Walk in Solano Canyon (Near La Loma, Palo Verde, Bishop) • 2013
Located just at the edge of the displaced La Loma community bordered by Elysian Park, Dodger Stadium and the 110 Freeway, Solano Canyon and its vicinity has been affected by competing intentions that have continually pushed up against one another in Los Angeles: natural geographic features, public recreation space, transportation, housing, and for-profit stadium and entertainment uses.

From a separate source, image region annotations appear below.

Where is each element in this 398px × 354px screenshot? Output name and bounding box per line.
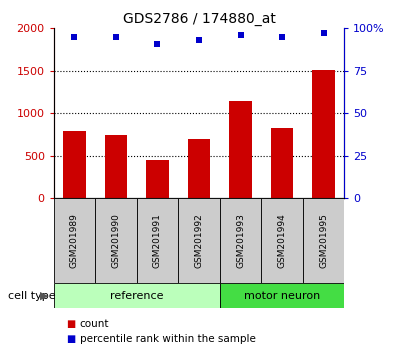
Text: GSM201993: GSM201993 (236, 213, 245, 268)
Text: percentile rank within the sample: percentile rank within the sample (80, 334, 256, 344)
Text: reference: reference (110, 291, 164, 301)
Bar (54, 283, 220, 308)
Bar (271, 128, 293, 198)
Bar (54, 198, 95, 283)
Text: GSM201995: GSM201995 (319, 213, 328, 268)
Text: GSM201992: GSM201992 (195, 213, 203, 268)
Point (113, 34, 119, 40)
Point (154, 41, 161, 46)
Text: GDS2786 / 174880_at: GDS2786 / 174880_at (123, 12, 275, 27)
Text: GSM201991: GSM201991 (153, 213, 162, 268)
Text: GSM201994: GSM201994 (277, 213, 287, 268)
Text: GSM201990: GSM201990 (111, 213, 121, 268)
Bar (220, 198, 261, 283)
Text: ▶: ▶ (39, 291, 48, 301)
Point (196, 38, 202, 43)
Bar (146, 160, 169, 198)
Bar (178, 198, 220, 283)
Bar (95, 198, 137, 283)
Bar (220, 283, 344, 308)
Text: GSM201989: GSM201989 (70, 213, 79, 268)
Bar (137, 198, 178, 283)
Bar (105, 135, 127, 198)
Text: ■: ■ (66, 334, 75, 344)
Point (71, 34, 78, 40)
Bar (261, 198, 303, 283)
Point (320, 30, 327, 36)
Text: motor neuron: motor neuron (244, 291, 320, 301)
Point (237, 32, 244, 38)
Bar (187, 139, 211, 198)
Bar (312, 70, 335, 198)
Text: cell type: cell type (8, 291, 56, 301)
Bar (229, 101, 252, 198)
Bar (303, 198, 344, 283)
Bar (63, 131, 86, 198)
Text: count: count (80, 319, 109, 329)
Text: ■: ■ (66, 319, 75, 329)
Point (279, 34, 285, 40)
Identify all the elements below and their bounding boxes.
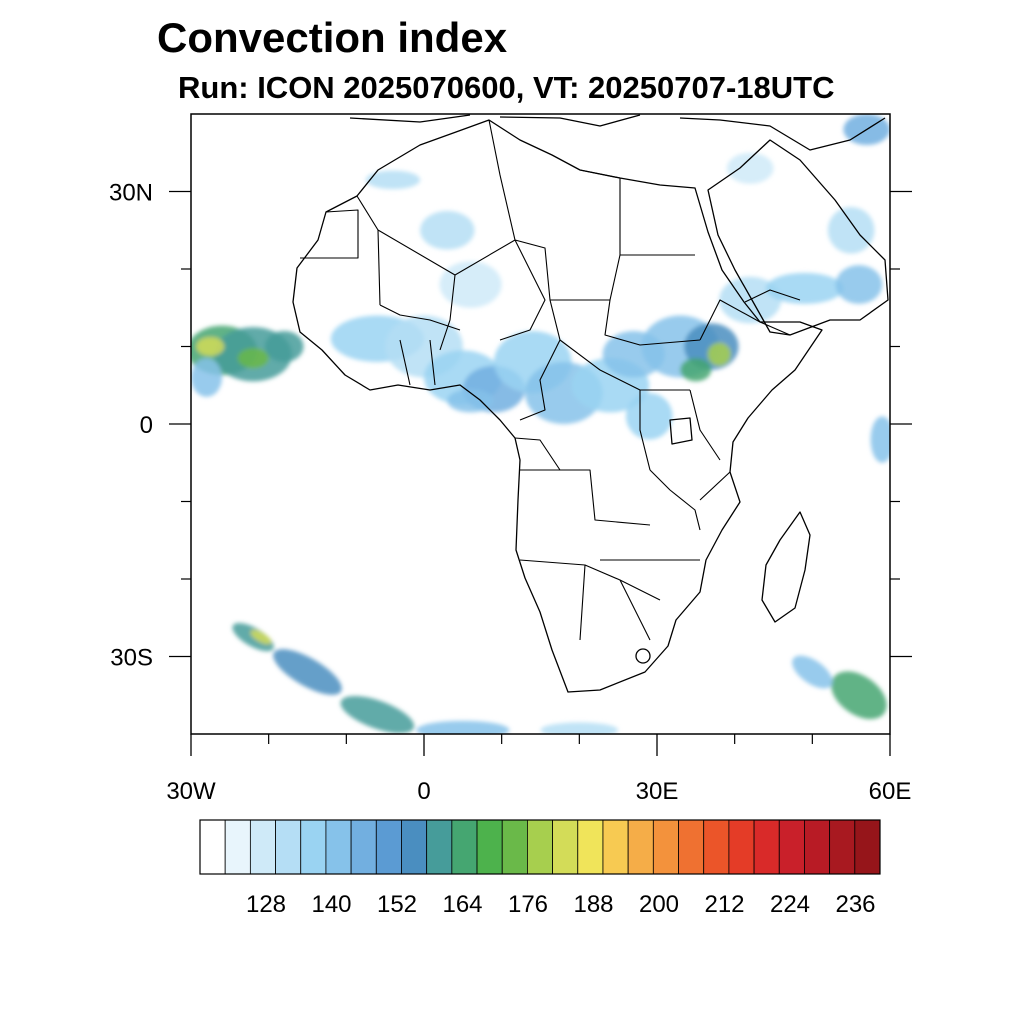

Within the context of Pacific Standard Time: Modern Architecture in LA, this walk was created in 2013 in a collaborative dialogue of learning with Solano Canyon community members Lydia Moreno, Virginia Pinedo-Bye, Alicia Brown, Nancy De Los Santos, and Sara Harris, as well as in conversation with Melissa Arechiga whose family was forcibly removed from Palo Verde in 1959. I also utilized the City of Los Angeles Archive and referred to my past research in the UCLA Neutra documents on Elysian Park Heights understand how the top-down aspirations of remaking LA through modern architecture, city government and zoning along with shifting social and economic policies resulted in multiple forms of displacement with reverberating effects for the people who lived and still live in the community—the daily physical/social landscape of Solano Canyon and its interconnections with surrounding neighborhoods of Elysian Valley and Echo Park. We listened to recollections and reflections that active community members shared, climbed staircases, trespassed on DWP property to pay tribute at some sites of demolished houses where traces of the houses remain, and visited Our Lady of Fatima in the saint’s plaza behind Mission San Conrado Church.
Part of Ken Ehrlich's series Walking Places: Four Walks in Los Angeles for Machine Project's Field Guide to L.A. Architecture for Pacific Standard Time: Modern Architecture in L.A.